His autobiography was a no-holds-barred affair, which detailed the hardship – and, also, offered further insight into Burgess’s earlier ‘I wouldn’t wish it on my worst enemy’ line.

“Everything that happened happened because we made a decision at a point in time and at certain ages. I had a relationship with drugs for quite a long time. I’m glad it’s over but at the same time I don’t regret it.

“I must have enjoyed it because I did it for so long. It’s the same with the relationship with other people. They lasted as long as they did because they were mostly quite good.”

One of his books, The Listening Party, was a product of the pandemic. In March 2020, when the Covid-19 pandemic resulted in most live music concerts being cancelled, Burgess started “Tim’s Twitter Listening Party”, where he would tweet whilst listening to an album with one or more guests, normally a member of the band, who would provide insights and anecdotes about the songs, recording the album or other associated items.

Over 700 parties were held in the first year. On August 31 2023, Burgess announced on his X (formerly Twitter) account that there would be no more additions of “Tim’s Twitter Listening Party” but it would continue as a radio and podcast format.

On March 20, 2023, it was announced that Burgess would present Tim’s Listening Party, a six-part radio and podcast series based on Tim’s Twitter Listening Party, which would air on Sunday nights on Absolute Radio. The first series began on March 26, 2023 followed by a second series on July 23, 2023, which will have eight episodes. A third series began airing on October 29, 2023.
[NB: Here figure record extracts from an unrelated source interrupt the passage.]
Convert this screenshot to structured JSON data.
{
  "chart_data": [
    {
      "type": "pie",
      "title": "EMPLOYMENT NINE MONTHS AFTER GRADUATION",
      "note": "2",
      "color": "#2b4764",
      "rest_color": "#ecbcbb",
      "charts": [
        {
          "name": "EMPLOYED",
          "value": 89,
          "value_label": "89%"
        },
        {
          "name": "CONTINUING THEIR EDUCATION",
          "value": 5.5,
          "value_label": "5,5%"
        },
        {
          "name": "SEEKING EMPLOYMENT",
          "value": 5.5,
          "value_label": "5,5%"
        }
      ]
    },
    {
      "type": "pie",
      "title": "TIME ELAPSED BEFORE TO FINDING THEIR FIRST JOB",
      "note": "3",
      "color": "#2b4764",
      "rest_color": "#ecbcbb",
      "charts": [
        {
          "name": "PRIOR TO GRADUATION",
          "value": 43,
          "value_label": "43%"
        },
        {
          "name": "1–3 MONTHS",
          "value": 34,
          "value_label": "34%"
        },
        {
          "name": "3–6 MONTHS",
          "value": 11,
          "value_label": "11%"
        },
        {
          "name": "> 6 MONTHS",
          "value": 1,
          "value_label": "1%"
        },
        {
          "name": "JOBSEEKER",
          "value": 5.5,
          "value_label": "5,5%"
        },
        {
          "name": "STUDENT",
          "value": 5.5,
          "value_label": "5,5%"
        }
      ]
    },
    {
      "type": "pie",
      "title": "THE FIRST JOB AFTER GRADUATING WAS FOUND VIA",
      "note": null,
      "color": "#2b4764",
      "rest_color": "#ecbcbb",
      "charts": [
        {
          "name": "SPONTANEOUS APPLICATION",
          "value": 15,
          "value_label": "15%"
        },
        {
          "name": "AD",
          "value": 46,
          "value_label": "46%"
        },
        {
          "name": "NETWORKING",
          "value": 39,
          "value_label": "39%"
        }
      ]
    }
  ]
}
“Those have been great,” he says. “When the pandemic came, all of us were stopped from doing the thing we’d done for all of our lives. We couldn’t play shows, we couldn’t record music together in the studio, we couldn’t go out and come up with ideas. We just had to stop.

“So the listening parties were a way of reconnecting. They were also a way of celebrating albums. They were a chance to listen to some of the obscure tracks and deep cuts that so often get neglected.”

The parties proved hugely successful and reached a vast online audience, before switching to radio, where they’ve been similarly successful.

Thoughts of books, crusades, and social media successes however are, for now, furthest from Burgess’s mind. Being back on the road provides an opportunity to rekindle friendships with long-standing bandmates and long-standing fans.

And while The Charlatans have endured a rockier road than most, Burgess wouldn’t swop it for the world. One of the most popular stars in rock’s firmament, he’s a guy with an impeccable reputation who’s widely liked for his truth-telling, his personable nature, and his authenticity. It would have been easier to jack it all in years ago and do something else – the way so many in bands do.

But The Charlatans have lasted the course and when they reach Wolverhampton in a few days, it’ll be as though to present the nation’s best indie jukebox, with a cavalcade of hits.

The Charlatans are in town. It’s time to let the good times roll.